L'animo era prostrato, il cuore a pezzi, ma l'amore per Bosie e il trasporto dei sensi erano immutati. La sventura non ne aveva minimamente spento, o anche solo scalfito, l'ardore.

Anche quando il poeta estraeva con le unghie i fili di stoppa delle funi, il pensiero di Alfred e il ricordo dei baci dati e ricevuti e dei focosi amplessi, gli leniva l'umiliazione della prigionia: L'attuale sistema carcerario sembra quasi avere come scopo la rovina e la distruzione delle facoltà mentali del detenuto.

Temeva d'impazzire, e non era un timore infondato. Un giornale francese scrisse che era uscito di senno. Non era vero, ma il destino l'aveva ormai in sua balia. Troppe difese gli erano venute meno e la speranza di uscire vivo da quella fossa dei serpenti si faceva ogni giorno più esile e vaga. Leggeva i Pensieri di Pascal e i Saggi di Walter Pater. Le pagine del filosofo e matematico francese sembrava fargli ritrovare la fede.

Nei panni del galeotto, la barba ispida e incolta, la testa rasata, non era che l'ombra irriconoscibile del dandy impettito e impeccabile che aveva avuto Londra ai suoi piedi, esaltato dei critici, incensato dal pubblico, disputato dalla fine fleur londinese.

Un giorno la moglie andò a trovarlo e lui, appena la vide, scoppiò a piangere e sottovoce la supplicò: Perdonami.
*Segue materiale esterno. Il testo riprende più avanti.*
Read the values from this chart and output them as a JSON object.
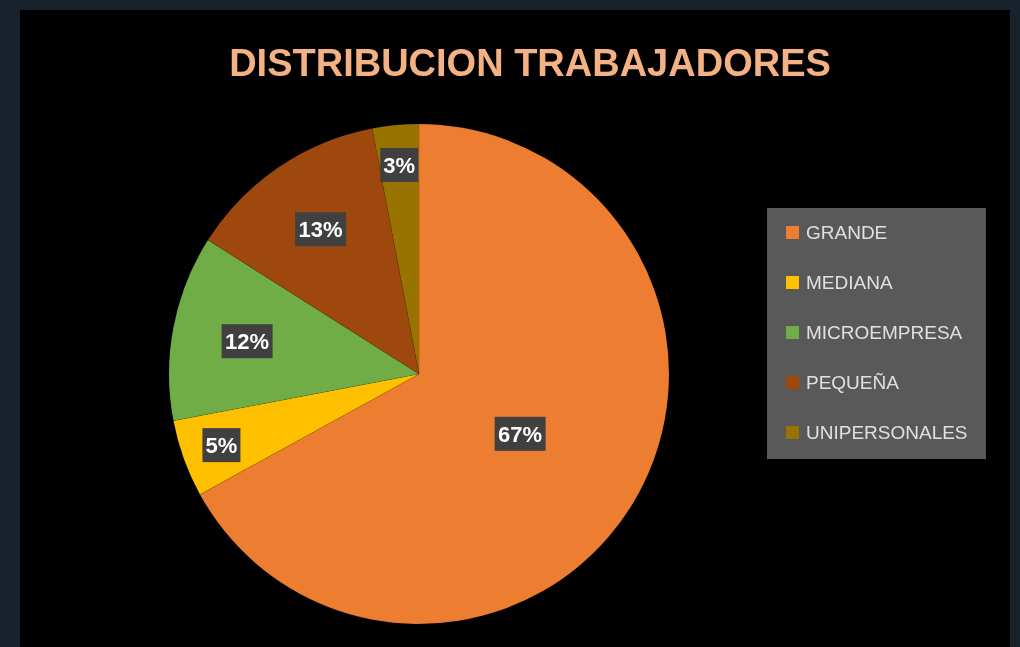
{
  "chart_data": {
    "type": "pie",
    "title": "DISTRIBUCION TRABAJADORES",
    "categories": [
      "GRANDE",
      "MEDIANA",
      "MICROEMPRESA",
      "PEQUEÑA",
      "UNIPERSONALES"
    ],
    "values": [
      67,
      5,
      12,
      13,
      3
    ],
    "colors": [
      "#ed7d31",
      "#ffc000",
      "#70ad47",
      "#9e480e",
      "#997300"
    ],
    "value_labels": [
      "67%",
      "5%",
      "12%",
      "13%",
      "3%"
    ],
    "legend": "right"
  }
}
Gli occhi di Constance s'inumidirono e Oscar, con un filo di voce, le sussurrò: Non sono degno delle tue lacrime. Mi rendo conto del male che ho fatto a te e ai bambini. Ma non è stata solo colpa mia. È stato Douglas che mi ha rovinato.

Non era vero. Entrambi avevano ceduto agli istinti, alle lusinghe della carne, godendo e dannandosi. Ma questo la moglie voleva sentirsi dire.

Constance considerava il giovane Douglas un debosciato senza scrupoli, quale certamente era, e anche un ingrato irresponsabile che aveva preferito fuggire all'estero piuttosto che difendere in patria la propria onorabilità e quella di Oscar. Cosa non facile ché le accuse mosse a lui e al maturo amante erano fondate. Ma solo Wilde stava pagando.

A salvarlo dal tartaro della disperazione e verosimilmente dalla pazzia abbiamo visto la ricerca della fede, favorita, oltre che dalla lettura di Pascal, da quella del Vangelo, dalla Storia dei papi di Ranke, della vita di Gesù di Ernest Renan e della dantesca Divina Commedia.

L'anelito di trascendenza, il bisogno del soprannaturale, il rovello interiore porteranno Wilde a quella conversione che gli renderà meno atroce, tornato in libertà, il calvario dentro e fuori dal carcere.